Hick’s law in UX design dictates that choices in a user interface should be made easier for the user. It proposes that the more visual stimuli on a page, the more difficult the choice for users visiting that page. Users who are bombarded with options must take their time and weigh all of their options.
As a result of Hick’s law, users are not confronted with complex choices when visiting a web page. Allowing them to easily navigate through the page. Limiting the options provided to a user upon viewing a page can ensure that they are able to engage with it better.
Fitts’ law deals with the time a person requires to navigate to a certain option on a webpage. It states that this time is relative to the distance from the position of the cursor to the object. It also claims that it is inversely proportional to the size of the object.
According to Fitts’ law, errors may increase when quick movements merge with small object sizes. This occurs when users interact with a component as a result of the speed-accuracy trade-off.
When adapting to this law, certain practices have become a convention in UX design. This includes creating larger interactive buttons, particularly on finger-operated devices. All whilst keeping the distance between consecutively selected options very short. So that users are able to engage with the interface more easily.
As a result of incorporating Fitts’ law, several interface components proved to be successful. These innovations have been brought into practice. Complex designs are being avoided in favor of features such as pop-up and drop-down menus. Overall, users’ travel distance is also reduced. Thereby allowing for more efficient engagement with the webpage.
The Power of Shapes
Shapes are used to allow users to perceive an interface in a favorable manner. The psychology of shapes allows for a way of connecting various elements of the design with one another.

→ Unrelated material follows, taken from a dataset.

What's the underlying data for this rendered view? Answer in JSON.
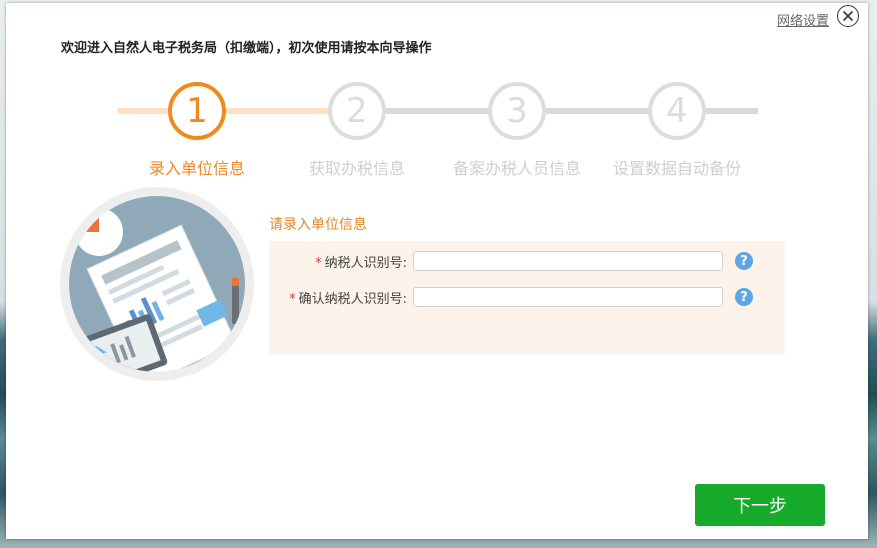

Or by allowing for components to stand out or be grouped together.
In designing a UX, one has to deal with many details, small and complex such as buttons and icons. The shapes utilized in various parts of this design can impact the user’s perception. While also influencing their experience with a web page.
For example, shapes may be used to direct the users in a certain direction. Forms are often compiled of rectangular boxes making it easier for users to scan through them and add information. This can be arranged in a pyramid, drawing attention to the top.

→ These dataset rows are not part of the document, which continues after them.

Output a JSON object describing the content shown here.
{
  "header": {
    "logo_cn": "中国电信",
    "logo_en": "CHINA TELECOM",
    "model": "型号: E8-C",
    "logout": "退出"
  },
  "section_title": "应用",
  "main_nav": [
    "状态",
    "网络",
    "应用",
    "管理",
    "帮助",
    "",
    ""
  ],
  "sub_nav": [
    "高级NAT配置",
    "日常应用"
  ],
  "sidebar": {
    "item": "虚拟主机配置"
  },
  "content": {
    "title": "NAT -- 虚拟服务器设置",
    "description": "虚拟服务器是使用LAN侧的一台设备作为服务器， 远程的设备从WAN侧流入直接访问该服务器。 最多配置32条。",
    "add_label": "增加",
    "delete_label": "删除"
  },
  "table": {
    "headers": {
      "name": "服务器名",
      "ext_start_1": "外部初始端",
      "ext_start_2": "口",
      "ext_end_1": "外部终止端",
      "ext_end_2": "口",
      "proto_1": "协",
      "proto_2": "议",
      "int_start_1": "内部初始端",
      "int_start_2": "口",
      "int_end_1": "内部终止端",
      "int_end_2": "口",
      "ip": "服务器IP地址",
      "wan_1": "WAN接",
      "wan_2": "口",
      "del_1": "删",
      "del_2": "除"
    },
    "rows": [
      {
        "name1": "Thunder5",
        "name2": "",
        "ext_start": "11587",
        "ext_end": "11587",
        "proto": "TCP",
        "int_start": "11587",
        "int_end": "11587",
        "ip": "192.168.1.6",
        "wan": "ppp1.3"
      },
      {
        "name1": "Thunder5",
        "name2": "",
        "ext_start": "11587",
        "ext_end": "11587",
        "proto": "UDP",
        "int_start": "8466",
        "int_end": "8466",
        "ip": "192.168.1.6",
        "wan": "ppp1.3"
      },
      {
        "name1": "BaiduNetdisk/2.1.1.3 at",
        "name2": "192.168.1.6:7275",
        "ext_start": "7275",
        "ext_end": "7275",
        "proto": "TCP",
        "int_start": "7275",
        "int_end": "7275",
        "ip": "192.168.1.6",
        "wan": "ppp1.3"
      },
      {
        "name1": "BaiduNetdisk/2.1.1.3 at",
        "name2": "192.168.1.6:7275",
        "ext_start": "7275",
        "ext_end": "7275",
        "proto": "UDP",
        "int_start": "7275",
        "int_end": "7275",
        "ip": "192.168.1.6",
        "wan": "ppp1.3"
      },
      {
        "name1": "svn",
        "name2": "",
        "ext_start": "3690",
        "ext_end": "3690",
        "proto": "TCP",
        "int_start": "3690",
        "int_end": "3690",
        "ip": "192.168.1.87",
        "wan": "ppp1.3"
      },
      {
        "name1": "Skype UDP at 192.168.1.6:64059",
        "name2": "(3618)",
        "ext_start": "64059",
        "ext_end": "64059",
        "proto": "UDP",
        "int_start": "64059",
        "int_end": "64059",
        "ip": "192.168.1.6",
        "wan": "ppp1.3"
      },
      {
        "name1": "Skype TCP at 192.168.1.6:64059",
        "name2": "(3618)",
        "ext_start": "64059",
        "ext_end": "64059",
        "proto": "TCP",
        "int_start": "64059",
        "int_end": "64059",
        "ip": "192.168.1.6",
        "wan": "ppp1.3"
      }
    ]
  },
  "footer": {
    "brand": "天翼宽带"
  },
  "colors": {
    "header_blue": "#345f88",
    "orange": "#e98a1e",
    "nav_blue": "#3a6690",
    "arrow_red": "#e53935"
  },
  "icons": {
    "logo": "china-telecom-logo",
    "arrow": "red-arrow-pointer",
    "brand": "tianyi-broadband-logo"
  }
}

Straight lines and sharp angles, as well as round shapes and curved vertices, can be used to influence the overall look of a webpage. The former is more decorative and mild, whereas the latter is more formal and even aggressive. Users can engage with a page when UX designers are open to the psychological significance of shapes. Which results in more effective and meaningful.
The Chameleon Effect
The “Chameleon Effect,” like the Gestalt law of symmetry, also proposed a statement. It stated that all people have a tendency to replicate the emotions or feelings of those around them. While this is purely organic. The quality, however, can be employed in UX design to influence users’ behavior.

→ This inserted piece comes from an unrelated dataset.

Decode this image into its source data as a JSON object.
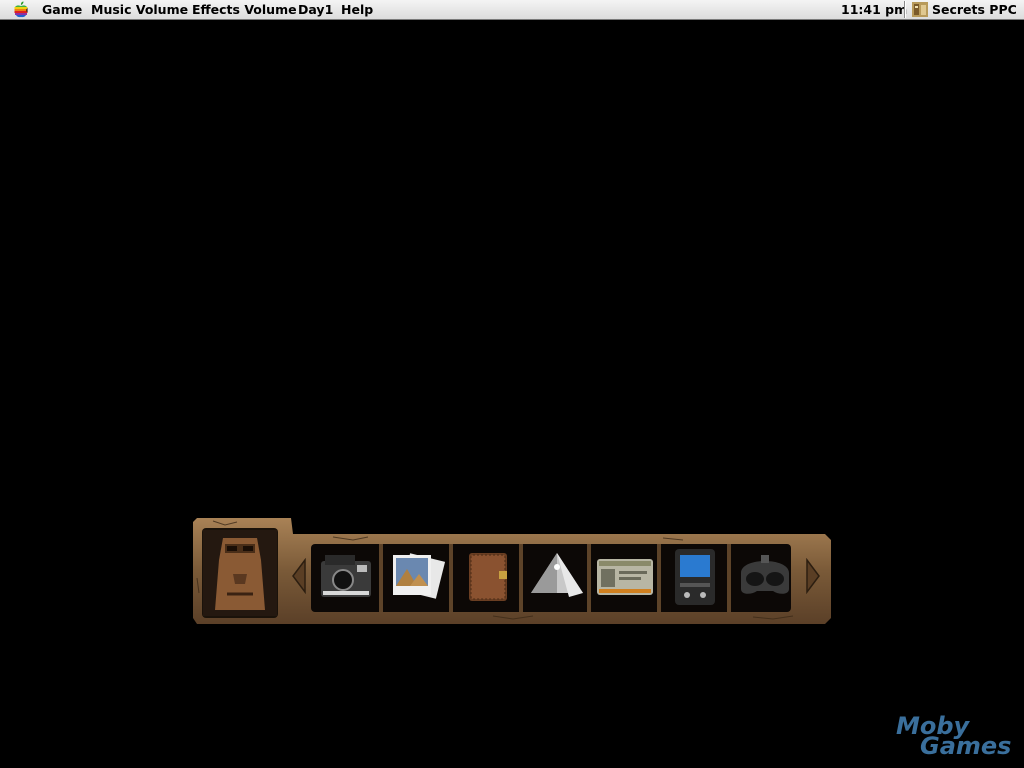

For example, presenting an announcement or content on a page in a positive or joyful light. This could be used to create a positive environment around objects. Allowing users to form positive associations with them as well.
The Human Mind and UX Research
UX design and cognitive psychology have one thing in common. They are both disciplines that are complex and highly misunderstood.
The possibilities for psychological research in UX are endless. Artificial intelligence is one such example. Which has been anticipated to include psychological research in the near future.
As far as UX designers go: a good UX is one that understands users fully. In this pursuit, psychology might soon be accompanied by other social sciences. Such as Economics, Political Science, and Linguistics. This could also indicate that we will see a lot more behavior-based technology in the future.